17 Ocak 2013 Perşembe

17.01.2013 NYTIMES.COM HABERİ

Next Made-in-China Boom: College Graduates

Zhang Xiaoping’s mother dropped out of school after sixth grade. Her father, one of 10 children, never attended.

But Ms. Zhang, 20, is part of a new generation of Chinese taking advantage of a national effort to produce college graduates in numbers the world has never seen before.
      
A pony-tailed junior at a new university here in southern China, Ms. Zhang has a major in English. But her unofficial minor is American pop culture, which she absorbs by watching episodes of television shows like “The Vampire Diaries” and “America’s Next Top Model” on the Internet.
It is all part of her highly specific ambition: to work some day for a Chinese automaker and provide the cultural insights and English fluency the company needs to supply the next generation of fuel-efficient taxis that New York City plans to choose in 2021. “It is my dream,” she said, “and I will devote myself wholeheartedly to it.”
      
Even if her dream is only dorm-room reverie, China has tens of millions of Ms. Zhangs — bright young people whose aspirations and sheer numbers could become potent economic competition for the West in decades to come.
      
China is making a $250 billion-a-year investment in what economists call human capital. Just as the United States helped build a white-collar middle class in the late 1940s and early 1950s by using the G.I. Bill to help educate millions of World War II veterans, the Chinese government is using large subsidies to educate tens of millions of young people as they move from farms to cities.
      
The aim is to change the current system, in which a tiny, highly educated elite oversees vast armies of semi-trained factory workers and rural laborers.

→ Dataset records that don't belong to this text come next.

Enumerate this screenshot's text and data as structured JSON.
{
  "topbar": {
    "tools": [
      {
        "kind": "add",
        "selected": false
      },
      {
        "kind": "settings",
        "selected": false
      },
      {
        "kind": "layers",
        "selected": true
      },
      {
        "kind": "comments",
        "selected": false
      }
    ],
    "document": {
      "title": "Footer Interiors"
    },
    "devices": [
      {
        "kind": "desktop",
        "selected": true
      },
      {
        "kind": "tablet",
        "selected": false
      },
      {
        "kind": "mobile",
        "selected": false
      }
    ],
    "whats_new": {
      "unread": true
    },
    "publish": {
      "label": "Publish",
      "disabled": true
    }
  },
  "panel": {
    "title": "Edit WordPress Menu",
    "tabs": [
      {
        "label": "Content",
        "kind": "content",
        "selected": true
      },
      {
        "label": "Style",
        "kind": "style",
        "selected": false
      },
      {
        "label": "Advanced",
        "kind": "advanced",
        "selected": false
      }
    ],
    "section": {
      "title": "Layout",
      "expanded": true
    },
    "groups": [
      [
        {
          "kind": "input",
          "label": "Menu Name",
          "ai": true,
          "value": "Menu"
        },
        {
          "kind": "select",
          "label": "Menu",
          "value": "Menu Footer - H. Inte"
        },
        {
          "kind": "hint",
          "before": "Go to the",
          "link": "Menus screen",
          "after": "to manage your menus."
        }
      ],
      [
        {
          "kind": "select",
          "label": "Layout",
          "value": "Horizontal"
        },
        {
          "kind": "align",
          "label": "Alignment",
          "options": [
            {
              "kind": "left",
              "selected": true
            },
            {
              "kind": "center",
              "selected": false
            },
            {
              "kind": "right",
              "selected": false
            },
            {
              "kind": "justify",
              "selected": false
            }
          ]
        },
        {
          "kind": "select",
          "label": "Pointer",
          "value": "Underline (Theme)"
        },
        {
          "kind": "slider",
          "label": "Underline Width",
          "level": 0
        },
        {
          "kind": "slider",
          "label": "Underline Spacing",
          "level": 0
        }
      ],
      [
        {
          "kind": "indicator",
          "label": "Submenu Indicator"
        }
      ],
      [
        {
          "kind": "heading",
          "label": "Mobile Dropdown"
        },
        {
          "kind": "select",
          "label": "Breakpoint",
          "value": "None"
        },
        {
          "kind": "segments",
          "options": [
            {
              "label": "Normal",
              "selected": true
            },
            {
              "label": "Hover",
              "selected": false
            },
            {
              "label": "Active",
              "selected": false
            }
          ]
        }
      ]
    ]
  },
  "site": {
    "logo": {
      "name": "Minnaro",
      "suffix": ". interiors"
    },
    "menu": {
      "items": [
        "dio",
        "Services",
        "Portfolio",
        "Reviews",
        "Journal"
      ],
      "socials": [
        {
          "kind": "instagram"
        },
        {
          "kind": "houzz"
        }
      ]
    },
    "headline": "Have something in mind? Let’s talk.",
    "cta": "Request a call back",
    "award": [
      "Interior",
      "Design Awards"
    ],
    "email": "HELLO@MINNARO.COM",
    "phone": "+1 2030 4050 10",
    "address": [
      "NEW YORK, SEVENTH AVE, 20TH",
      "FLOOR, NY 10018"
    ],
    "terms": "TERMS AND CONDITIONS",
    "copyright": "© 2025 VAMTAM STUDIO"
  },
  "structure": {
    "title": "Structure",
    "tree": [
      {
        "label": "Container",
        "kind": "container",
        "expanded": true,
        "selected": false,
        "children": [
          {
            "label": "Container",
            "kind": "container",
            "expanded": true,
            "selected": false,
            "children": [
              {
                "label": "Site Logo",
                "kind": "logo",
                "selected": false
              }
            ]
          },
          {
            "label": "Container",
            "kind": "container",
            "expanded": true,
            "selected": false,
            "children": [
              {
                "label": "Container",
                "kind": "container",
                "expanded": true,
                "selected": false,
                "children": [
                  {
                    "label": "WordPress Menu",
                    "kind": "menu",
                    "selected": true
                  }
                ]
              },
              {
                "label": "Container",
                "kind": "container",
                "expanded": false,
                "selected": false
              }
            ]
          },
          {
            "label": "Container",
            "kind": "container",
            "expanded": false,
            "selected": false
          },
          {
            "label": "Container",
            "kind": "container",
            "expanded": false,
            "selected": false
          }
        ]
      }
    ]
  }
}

China wants to move up the development curve by fostering a much more broadly educated public, one that more closely resembles the multifaceted labor forces of the United States and Europe.
       
It is too early to know how well the effort will pay off.
       
While potentially enhancing China’s future as a global industrial power, an increasingly educated population poses daunting challenges for its leaders. With the Chinese economy downshifting in the past year to a slower growth rate, the country faces a glut of college graduates with high expectations and limited opportunities.
      
Much depends on whether China’s authoritarian political system can create an educational system that encourages the world-class creativity and innovation that modern economies require, and that can help generate enough quality jobs.
      
China also faces formidable difficulties in dealing with widespread corruption, a sclerotic political system, severe environmental damage, inefficient state-owned monopolies and other problems. But if these issues can be surmounted, a better educated labor force could help China become an ever more formidable rival to the West.
      
“It will move China forward in its economy, in scientific innovation and politically, but the new rising middle class will also put a lot of pressure on the government to change,” said Wang Huiyao, the director general of the Center for China and Globalization, a Beijing-based research group.
To the extent that China succeeds, its educational leap forward could have profound implications in a globalized economy in which a growing share of goods and services is traded across international borders. Increasingly, college graduates all over the world compete for similar work, and the boom in higher education in China is starting to put pressure on employment opportunities for college graduates elsewhere — including in the United States.
      
China’s current five-year plan, through 2015, focuses on seven national development priorities, many of them new industries that are in fashion among young college graduates in the West. They are alternative energy, energy efficiency, environmental protection, biotechnology, advanced information technologies, high-end equipment manufacturing and so-called new energy vehicles, like hybrid and all-electric cars.
      
China’s goal is to invest up to 10 trillion renminbi, or $1.6 trillion, to expand those industries to represent 8 percent of economic output by 2015, up from 3 percent in 2010.
      
At the same time, many big universities are focusing on existing technologies in industries where China poses a growing challenge to the West.
      
Beijing Geely University, a private institution founded in 2000 by Li Shufu, the chairman of the automaker Geely, already has 20,000 students studying a range of subjects, but with an emphasis on engineering and science, particularly auto engineering.
      
Mr. Li also endowed and built Sanya University, a liberal arts institution with 20,000 students where Ms. Zhang is a student, and opened a 5,000-student vocational community college in his hometown, Taizhou, to train skilled blue-collar workers.
      
China’s growing supply of university graduates is a talent pool that global corporations are eager to tap.
      
“If they went to China for brawn, now they are going to China for brains,” said Denis F. Simon, one of the best-known management consultants specializing in Chinese business.
      
Multinationals including I.B.M., General Electric, Intel and General Motors have each hired thousands of graduates from Chinese universities.